Bien sûr, l’eau provient de l’extraction des eaux souterraines et des bassins versants locaux, et l’opposition grandit à travers le pays. La réaction aux nombreux nouveaux sites d’eau embouteillée en Colombie-Britannique est si intense qu’une pétition en 2019 à l’Union of BC Municipalities a conduit à une résolution demandant au gouvernement de mettre fin à toutes les extractions d’eau pour l’industrie de l’eau embouteillée. La Colombie-Britannique a connu plusieurs années de sécheresse intense et les habitants de la région sont de plus en plus protecteurs de leur patrimoine hydrique.
Une lutte acharnée contre l’eau embouteillée a eu lieu au cours de la dernière décennie dans la région en grande partie rurale près de Guelph, en Ontario. Nestlé – qui a récemment vendu ses propriétés canadiennes – a pompé près de cinq millions de litres par jour à partir de deux puits de la région et a acquis le permis d’exploiter un troisième puits à Middlebrook, surenchérissant sur un canton local qui a besoin d’eau pour une population croissante. .
Six Nations of the Grand River est une communauté autochtone qui s’est montrée particulièrement opposée à cette opération.
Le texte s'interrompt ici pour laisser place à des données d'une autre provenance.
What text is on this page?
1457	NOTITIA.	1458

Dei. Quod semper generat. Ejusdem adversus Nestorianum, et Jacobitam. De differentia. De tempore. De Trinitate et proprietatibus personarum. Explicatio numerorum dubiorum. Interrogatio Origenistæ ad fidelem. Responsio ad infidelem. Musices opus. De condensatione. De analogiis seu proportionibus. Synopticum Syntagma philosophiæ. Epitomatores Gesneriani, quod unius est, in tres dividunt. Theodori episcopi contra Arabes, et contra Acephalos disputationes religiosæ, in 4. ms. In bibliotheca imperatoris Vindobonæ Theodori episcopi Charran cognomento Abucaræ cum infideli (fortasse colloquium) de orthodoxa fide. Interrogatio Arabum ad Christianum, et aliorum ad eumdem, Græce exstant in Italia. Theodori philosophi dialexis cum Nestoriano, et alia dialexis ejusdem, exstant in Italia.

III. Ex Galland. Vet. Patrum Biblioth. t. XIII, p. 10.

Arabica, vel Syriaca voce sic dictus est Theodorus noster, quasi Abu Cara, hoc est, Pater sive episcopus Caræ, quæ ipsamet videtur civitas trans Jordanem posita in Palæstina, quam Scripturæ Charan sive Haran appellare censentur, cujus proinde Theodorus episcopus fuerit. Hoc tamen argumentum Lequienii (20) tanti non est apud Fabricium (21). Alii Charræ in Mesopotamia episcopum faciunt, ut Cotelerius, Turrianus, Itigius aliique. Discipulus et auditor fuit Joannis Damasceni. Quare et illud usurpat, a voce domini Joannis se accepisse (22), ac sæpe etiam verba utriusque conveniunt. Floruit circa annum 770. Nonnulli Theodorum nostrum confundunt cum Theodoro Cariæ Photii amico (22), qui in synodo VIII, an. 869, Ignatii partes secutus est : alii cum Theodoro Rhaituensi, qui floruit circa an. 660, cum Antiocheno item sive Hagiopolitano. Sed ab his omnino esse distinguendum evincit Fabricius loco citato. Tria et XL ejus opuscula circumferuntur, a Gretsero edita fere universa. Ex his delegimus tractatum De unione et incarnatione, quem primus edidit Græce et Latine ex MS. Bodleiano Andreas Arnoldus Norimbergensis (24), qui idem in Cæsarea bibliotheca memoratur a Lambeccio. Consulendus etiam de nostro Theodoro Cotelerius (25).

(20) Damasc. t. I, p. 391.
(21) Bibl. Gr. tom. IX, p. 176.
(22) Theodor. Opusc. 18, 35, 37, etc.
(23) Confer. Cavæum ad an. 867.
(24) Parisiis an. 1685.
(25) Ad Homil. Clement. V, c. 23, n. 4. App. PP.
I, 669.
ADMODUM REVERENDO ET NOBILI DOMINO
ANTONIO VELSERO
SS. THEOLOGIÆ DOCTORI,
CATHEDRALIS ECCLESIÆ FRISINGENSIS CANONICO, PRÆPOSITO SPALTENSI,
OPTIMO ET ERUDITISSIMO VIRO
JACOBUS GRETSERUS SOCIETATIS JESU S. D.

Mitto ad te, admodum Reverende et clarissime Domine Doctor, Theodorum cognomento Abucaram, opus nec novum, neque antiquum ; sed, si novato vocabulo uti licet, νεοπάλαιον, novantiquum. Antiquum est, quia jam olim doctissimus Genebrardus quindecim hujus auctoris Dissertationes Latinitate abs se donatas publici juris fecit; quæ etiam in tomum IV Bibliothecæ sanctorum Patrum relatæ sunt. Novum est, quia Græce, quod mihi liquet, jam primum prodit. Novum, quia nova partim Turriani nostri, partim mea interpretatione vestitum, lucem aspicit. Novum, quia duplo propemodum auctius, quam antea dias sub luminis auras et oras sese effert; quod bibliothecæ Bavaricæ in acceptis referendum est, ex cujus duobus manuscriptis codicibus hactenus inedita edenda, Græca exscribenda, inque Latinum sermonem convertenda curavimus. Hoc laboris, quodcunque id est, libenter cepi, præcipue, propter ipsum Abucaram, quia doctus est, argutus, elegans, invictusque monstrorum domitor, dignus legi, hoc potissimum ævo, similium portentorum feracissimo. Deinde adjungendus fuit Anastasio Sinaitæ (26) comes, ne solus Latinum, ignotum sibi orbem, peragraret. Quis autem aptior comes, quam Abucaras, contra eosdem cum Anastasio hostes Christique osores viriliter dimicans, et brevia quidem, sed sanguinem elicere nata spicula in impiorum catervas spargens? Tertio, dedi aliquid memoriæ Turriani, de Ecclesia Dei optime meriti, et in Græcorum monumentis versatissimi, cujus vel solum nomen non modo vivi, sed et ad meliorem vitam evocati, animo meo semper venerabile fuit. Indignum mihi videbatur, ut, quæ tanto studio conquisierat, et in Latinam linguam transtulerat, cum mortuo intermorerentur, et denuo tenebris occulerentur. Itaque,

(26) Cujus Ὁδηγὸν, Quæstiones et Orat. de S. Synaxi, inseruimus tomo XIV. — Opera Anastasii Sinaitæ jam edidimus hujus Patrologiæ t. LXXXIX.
Avec 90% de la communauté sans eau courante dans leurs maisons, les habitants sont en colère parce que les puits se trouvent sur une parcelle de terre qui leur a été cédée par des traités il y a longtemps.
«Une interdiction des bouteilles d’eau en plastique à usage unique contribuerait grandement à respecter notre engagement de réduire notre empreinte plastique … et servirait notre engagement à protéger l’eau propre dans un monde où elle s’épuise rapidement», déclare @MaudeBarlow.
Certains diront que nous devons fournir de l’eau embouteillée à ceux qui n’ont pas accès à de l’eau propre, en particulier aux Premières nations. Il est tragiquement vrai qu’il y a encore un manque d’eau salubre dans de nombreuses communautés des Premières Nations du pays. C’est une question que j’ai personnellement consacré beaucoup de temps à travailler pour changer.
Mais les collectivités qui ont besoin d’apporter de l’eau dépendent de grands contenants de gallons d’eau, qui ne seraient pas inclus dans l’interdiction des bouteilles d’eau à usage unique. Et certainement, l’objectif dans les communautés autochtones n’est pas une forme quelconque de plastique, mais une eau du robinet ou de puits publique sûre pour tous, comme cela a été garanti par les Nations Unies en tant que droit humain fondamental .
Il est plus que temps de déclarer l’eau comme un bien public et d’arrêter de l’exploiter à des fins lucratives. Une interdiction des bouteilles d’eau en plastique à usage unique contribuerait grandement à respecter notre engagement de réduire notre empreinte plastique, de réduire l’empreinte carbone de la production du plastique en premier lieu et de servir notre engagement à protéger l’eau propre dans un monde où elle s’épuise rapidement.